Seit bald 11 Jahren habe ich nun manche Theologiestudentin in einiger Nähe an mir vorbeiziehen sehen und bin mit mehr als einer von ihnen auch nachher in Fühlung geblieben; ich lese auch die „Mitteilungen des Verbandes evangelischer Theologinnen Deutschlands“, aus denen einigermaßen ersichtlich ist, von was und in welcher Art diese Mädchen und Frauen bewegt sind. Nicht alles, was ich gesehen und gelesen habe ist mir unbedenklich. Wie sollte es schon anders sein! Aber im ganzen machen mir unsere Theologinnen den Eindruck von Menschen, denen es nicht nur mit ihrer Arbeit mindestens ebenso ernst ist wie ihren männlichen Kollegen, sondern die sich auch des besonderen Ernstes der Problematik gerade ihrer Stellung bewußt sind, die, wenn sie gerade diese Arbeit tun, wenn sie sich auch an der Verkündigung der Kirche beteiligen möchten, nicht persönlichen Wünschen, sondern einem Auftrag zu folgen meinen und folgen wollen. Mehr kann ich nicht sagen: nichts Besseres, aber auch nichts Schlechteres. Ob diese Mädchen und Frauen Gott gehorsam oder ungehorsam sind, wie sollte ich — und, verehrter Herr Pastor, wie sollten Sie darüber entscheiden können? Wiederum kenne ich Frau Caprez nicht, habe auch die Akten ihres Falles nicht gelesen. Es gibt in meiner schweizerischen Heimat (unter Männern und Frauen) viele harte Köpfe und in Graubünden nach Ausweis der Geschichte dieses Landes vielleicht noch besonders. Ich könnte mir also wohl vorstellen und ich will es einmal so annehmen: daß ich meinen ebenfalls etwas harten Kopf in dieser Sache ganz bedenklich schütteln müßte, und daß ich der Maßnahme der bündnerischen Kirchenbehörde nur zustimmen könnte. Aber selbst, wenn ich alles wüßte und dann das Verhalten von Frau Caprez noch so scharf kritisieren müßte: zum Urteil, daß dort jemand im Ungehorsam gegen Gott stehe, würde es auf keinen Fall langen, und ich kann auch mit dem besten Willen und bei allem Respekt vor Ihrer wohlgegründeten Überzeugung nicht einsehen, wie man in Vlotho wissen will, daß in Furna das Gebot Gottes übertreten wird.
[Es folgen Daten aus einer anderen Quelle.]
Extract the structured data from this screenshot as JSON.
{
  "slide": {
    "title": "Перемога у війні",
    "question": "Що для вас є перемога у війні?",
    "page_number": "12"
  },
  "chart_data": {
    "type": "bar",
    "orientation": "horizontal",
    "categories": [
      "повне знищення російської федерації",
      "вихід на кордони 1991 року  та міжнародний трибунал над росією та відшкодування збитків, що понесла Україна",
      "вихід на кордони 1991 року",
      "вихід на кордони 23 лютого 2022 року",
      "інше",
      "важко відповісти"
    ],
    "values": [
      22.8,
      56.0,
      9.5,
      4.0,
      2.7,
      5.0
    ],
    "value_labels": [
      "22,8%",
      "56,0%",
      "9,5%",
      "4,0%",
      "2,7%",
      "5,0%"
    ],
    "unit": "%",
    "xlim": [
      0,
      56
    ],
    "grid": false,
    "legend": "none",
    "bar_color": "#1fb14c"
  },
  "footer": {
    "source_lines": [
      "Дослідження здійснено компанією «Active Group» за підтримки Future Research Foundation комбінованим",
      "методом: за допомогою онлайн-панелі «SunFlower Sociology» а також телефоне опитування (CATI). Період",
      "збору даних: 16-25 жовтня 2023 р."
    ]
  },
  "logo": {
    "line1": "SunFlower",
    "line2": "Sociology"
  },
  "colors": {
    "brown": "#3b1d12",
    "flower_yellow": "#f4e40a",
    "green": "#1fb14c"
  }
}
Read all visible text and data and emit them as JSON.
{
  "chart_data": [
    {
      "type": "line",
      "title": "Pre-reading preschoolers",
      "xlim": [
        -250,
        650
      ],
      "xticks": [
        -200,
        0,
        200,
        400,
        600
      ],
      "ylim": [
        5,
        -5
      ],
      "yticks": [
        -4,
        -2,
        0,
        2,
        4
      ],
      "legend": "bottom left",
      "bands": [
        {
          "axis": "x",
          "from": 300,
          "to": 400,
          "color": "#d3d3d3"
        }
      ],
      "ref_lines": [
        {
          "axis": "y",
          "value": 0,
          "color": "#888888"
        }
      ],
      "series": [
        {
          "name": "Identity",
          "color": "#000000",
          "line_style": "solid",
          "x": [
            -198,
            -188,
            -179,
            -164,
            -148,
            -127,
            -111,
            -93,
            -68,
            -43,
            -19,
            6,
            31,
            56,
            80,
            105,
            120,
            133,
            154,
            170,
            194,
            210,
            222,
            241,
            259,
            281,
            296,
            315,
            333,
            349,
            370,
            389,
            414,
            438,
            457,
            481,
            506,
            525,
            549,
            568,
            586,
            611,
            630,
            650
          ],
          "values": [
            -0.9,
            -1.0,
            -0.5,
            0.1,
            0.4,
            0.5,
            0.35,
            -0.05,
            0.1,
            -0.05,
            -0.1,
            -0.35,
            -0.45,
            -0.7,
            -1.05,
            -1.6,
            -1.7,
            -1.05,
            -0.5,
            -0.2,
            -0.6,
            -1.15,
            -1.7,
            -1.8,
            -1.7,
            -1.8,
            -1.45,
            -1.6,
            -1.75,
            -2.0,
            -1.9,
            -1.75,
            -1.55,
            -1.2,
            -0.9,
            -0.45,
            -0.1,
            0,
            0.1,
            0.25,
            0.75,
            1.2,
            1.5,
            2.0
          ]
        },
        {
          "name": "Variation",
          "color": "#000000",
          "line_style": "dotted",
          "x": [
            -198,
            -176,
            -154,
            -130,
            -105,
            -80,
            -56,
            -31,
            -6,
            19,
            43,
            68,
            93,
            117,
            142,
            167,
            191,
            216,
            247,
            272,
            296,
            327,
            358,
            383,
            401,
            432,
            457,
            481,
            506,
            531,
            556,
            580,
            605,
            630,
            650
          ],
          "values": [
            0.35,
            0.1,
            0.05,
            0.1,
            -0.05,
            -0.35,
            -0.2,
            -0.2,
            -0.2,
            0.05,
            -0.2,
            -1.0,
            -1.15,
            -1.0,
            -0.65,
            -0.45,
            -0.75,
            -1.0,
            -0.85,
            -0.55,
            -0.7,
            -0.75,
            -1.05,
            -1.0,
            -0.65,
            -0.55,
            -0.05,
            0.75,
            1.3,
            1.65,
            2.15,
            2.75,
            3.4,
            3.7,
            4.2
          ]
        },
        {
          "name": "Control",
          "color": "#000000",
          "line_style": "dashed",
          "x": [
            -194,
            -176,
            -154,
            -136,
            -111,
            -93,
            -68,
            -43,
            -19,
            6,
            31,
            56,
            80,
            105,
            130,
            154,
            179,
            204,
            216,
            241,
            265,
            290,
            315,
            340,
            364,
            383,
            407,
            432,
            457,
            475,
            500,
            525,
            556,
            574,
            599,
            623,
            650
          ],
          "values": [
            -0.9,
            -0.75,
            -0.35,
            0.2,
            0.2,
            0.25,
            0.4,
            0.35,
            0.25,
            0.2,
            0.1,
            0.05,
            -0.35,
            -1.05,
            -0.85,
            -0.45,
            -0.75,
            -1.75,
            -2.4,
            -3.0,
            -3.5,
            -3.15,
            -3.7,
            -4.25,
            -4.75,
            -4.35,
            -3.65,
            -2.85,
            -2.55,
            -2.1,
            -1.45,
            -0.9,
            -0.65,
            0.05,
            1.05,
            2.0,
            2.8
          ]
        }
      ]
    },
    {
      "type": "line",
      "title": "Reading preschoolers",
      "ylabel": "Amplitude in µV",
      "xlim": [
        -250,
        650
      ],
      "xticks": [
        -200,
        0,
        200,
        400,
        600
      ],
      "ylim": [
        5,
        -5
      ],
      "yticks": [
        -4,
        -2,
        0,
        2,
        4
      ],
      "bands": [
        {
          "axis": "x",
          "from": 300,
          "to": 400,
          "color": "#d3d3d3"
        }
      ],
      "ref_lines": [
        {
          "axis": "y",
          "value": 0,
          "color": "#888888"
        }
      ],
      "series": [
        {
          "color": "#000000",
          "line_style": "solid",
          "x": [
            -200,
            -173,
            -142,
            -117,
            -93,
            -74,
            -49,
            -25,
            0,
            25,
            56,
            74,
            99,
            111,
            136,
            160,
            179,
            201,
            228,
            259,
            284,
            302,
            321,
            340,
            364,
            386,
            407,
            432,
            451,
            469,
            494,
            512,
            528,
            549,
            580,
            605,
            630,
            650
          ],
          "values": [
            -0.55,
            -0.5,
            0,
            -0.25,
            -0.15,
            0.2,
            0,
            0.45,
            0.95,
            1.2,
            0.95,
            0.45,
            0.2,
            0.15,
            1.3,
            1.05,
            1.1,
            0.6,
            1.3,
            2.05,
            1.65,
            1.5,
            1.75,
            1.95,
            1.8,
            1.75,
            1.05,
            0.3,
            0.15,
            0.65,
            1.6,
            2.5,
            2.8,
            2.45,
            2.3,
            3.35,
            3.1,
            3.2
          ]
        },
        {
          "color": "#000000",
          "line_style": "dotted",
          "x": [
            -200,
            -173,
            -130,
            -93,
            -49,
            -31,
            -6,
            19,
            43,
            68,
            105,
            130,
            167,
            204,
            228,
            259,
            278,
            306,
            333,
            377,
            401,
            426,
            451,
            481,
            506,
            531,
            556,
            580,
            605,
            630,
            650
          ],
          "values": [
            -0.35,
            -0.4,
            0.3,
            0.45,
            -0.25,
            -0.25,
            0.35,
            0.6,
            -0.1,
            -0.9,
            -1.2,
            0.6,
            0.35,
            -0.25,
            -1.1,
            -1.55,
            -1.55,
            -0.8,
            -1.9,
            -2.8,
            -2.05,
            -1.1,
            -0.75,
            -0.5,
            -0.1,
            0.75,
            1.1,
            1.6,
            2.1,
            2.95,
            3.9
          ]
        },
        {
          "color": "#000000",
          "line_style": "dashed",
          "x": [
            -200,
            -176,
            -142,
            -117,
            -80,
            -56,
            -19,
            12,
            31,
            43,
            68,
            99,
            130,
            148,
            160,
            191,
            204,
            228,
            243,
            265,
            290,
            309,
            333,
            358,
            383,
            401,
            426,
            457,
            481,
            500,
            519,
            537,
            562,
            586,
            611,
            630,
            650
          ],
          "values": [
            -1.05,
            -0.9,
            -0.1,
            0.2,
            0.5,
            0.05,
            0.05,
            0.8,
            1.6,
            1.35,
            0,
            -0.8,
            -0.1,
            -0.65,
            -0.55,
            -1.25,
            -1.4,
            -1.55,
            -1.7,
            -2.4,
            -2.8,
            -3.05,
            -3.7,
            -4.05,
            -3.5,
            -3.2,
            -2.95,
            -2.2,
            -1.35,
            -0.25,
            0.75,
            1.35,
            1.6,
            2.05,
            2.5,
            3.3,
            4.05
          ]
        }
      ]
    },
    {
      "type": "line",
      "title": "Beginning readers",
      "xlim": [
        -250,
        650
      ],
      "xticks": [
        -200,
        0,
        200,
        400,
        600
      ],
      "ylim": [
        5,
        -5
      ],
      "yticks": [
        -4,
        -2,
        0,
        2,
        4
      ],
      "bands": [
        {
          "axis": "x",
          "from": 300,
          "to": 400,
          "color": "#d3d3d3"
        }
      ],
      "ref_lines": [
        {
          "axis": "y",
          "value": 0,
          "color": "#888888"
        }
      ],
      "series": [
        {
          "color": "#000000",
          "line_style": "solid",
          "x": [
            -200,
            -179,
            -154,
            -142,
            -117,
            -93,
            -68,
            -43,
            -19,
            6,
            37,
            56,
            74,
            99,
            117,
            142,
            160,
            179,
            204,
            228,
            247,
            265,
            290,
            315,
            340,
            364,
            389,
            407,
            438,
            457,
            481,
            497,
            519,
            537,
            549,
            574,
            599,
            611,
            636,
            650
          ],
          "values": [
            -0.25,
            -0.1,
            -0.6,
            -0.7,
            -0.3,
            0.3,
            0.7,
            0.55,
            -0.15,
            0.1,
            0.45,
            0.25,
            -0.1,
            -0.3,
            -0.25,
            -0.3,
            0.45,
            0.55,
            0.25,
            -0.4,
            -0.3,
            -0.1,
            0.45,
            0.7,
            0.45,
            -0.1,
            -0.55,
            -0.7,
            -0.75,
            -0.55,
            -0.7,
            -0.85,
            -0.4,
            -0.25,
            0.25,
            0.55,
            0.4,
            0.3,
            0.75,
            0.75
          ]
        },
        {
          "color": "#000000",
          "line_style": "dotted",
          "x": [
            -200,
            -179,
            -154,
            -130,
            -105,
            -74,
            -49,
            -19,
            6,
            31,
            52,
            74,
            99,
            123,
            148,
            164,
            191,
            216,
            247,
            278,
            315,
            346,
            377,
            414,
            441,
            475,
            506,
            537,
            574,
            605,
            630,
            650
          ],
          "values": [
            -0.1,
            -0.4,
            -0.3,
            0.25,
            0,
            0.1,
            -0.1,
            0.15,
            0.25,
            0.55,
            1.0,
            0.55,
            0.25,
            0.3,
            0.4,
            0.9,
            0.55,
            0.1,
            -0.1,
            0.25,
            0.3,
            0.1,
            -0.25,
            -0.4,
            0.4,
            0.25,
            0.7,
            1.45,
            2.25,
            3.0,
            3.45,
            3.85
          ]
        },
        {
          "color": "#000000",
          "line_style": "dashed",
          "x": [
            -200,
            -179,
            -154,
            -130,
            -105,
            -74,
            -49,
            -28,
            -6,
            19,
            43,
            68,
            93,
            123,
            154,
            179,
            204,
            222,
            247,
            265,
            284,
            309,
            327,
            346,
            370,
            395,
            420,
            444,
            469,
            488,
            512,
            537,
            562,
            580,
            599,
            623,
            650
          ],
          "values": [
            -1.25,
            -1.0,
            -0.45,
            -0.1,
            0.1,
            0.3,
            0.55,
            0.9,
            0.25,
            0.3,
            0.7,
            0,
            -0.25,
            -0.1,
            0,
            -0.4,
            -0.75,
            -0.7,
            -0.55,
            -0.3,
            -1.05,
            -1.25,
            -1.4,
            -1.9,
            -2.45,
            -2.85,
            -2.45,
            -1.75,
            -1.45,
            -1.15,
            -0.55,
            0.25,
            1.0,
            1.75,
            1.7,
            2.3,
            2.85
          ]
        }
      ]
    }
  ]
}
Sollte es nicht dem Ernst der Erkenntnis der Gebote Gottes, um den es doch uns beiden geht, dienlich sein, wenn man — sofern man nicht die Vollmacht eines Propheten oder Apostels, eines Kirchenvaters oder Reformators für sich in Anspruch nehmen kann — die eigene Überzeugung (auch seine biblisch begründete Überzeugung) und das uns durch die Schrift gegebene, aber auch immer wieder aus der Schrift zu erwartende Gebot Gottes selbst deutlich auseinander hielte? Dies ist es, was ich Sie in diesem Offenen Brief fragen wollte.
In aufrichtiger Verbundenheit mit freundlichem Gruß
Ihr
(gez.) Karl Barth.
Quelle: Reformierte Kirchenzeitung 82, Nr. 28, 10. Juli 1932, S. 220f.